Kode berikut mengembalikan r-square dengan alpha untuk entri .01, .001, .0001, dan .00001.

set.seed(1234)
simulations <- 1000
datasets <- lapply(seq(simulations), function(X) get_data(n=100))
rsquares01 <- sapply(datasets, function(X) get_rsquare(X, alpha=.01))
rsquares001 <- sapply(datasets, function(X) get_rsquare(X, alpha=.001))
rsquares0001 <- sapply(datasets, function(X) get_rsquare(X, alpha=.0001))
rsquares00001 <- sapply(datasets, function(X) get_rsquare(X, alpha=.00001))

Hasil berikut menunjukkan bias untuk masing-masing dari lima alfa entri. Perhatikan bahwa saya telah mengalikan r-square dengan 100 untuk membuatnya lebih mudah untuk melihat perbedaannya.

mean(rsquares01) - 40 
mean(rsquares001) - 40 
mean(rsquares0001) - 40 
mean(rsquares00001) - 40 
sd(rsquares01)/sqrt(simulations) # approximate standard error in estimate of bias 

Hasil penelitian menunjukkan bahwa alpha dari entri .01 dan .001 menghasilkan bias positif dan alpha dari entri .0001 dan .00001 menghasilkan bias negatif. Jadi mungkin alfa entri di sekitar .0005 akan menghasilkan regresi bertahap yang tidak bias.

> mean(rsquares01) - 40 
[1] 1.128996
> mean(rsquares001) - 40 
[1] 0.8238992
> mean(rsquares0001) - 40 
[1] -0.9681992
> mean(rsquares00001) - 40 
[1] -5.126225
> sd(rsquares01)/sqrt(simulations) # approximate standard error in estimate of bias
[1] 0.2329339

Kesimpulan utama yang saya ambil dari ini adalah bahwa regresi bertahap tidak bias inheren dalam arah tertentu.

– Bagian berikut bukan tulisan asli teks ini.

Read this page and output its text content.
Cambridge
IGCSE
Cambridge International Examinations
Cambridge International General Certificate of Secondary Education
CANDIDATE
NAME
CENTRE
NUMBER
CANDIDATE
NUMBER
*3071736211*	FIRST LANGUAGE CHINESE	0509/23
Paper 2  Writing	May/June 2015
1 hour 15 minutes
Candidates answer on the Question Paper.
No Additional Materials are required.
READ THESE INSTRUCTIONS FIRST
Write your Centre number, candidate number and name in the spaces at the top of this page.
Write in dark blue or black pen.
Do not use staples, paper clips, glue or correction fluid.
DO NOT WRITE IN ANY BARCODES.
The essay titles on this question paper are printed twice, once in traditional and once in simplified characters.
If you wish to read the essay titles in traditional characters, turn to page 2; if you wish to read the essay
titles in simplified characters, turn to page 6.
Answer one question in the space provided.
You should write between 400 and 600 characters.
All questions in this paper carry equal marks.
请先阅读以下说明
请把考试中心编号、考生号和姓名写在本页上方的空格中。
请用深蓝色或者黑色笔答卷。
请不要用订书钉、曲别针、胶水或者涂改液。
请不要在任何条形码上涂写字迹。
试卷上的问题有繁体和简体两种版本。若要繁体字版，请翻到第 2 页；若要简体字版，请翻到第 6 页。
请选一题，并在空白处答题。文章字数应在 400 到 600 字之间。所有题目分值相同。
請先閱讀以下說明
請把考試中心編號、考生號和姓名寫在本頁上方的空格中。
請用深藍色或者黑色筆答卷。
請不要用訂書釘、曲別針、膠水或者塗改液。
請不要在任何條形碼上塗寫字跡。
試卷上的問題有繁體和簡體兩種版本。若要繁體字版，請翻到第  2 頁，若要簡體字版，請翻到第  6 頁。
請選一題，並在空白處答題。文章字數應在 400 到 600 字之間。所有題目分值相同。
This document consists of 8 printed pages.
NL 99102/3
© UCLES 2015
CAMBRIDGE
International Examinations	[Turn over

Yang mengatakan, itu akan setidaknya agak bias untuk semua kecuali satu nilai p entri prediktor. Saya mengambil poin @Peter Flom bahwa di dunia nyata kita tidak tahu proses pembuatan data. Namun, saya membayangkan eksplorasi yang lebih rinci tentang bagaimana bias ini bervariasi atas, n, alfa entri, proses menghasilkan data, dan prosedur regresi bertahap (misalnya, termasuk melewati mundur) secara substansial dapat menginformasikan pemahaman tentang bias tersebut.

Referensi

  • Harrell, FE (2001). Strategi pemodelan regresi: dengan aplikasi untuk model linier, regresi logistik, dan analisis survival. Peloncat.
Jeromy Anglim
sumber
Itu masih bias (saya katakan), Anda baru saja mengurangi bias.
Jeremy Miles
@ JeremyMiles Ya. Tetapi secara inheren tidak bias dalam arah tertentu.
Jeromy Anglim
Saya akan sangat tertarik melihat @FrankHarrell mengambil ini.
Glen_b -Reinstate Monica
1
SW(hal)R2halhalSW(hal)halSW(hal)hal
1
@whuber Saya tweak paragraf terakhir untuk mudah-mudahan membuat beberapa poin yang Anda sebutkan lebih jelas.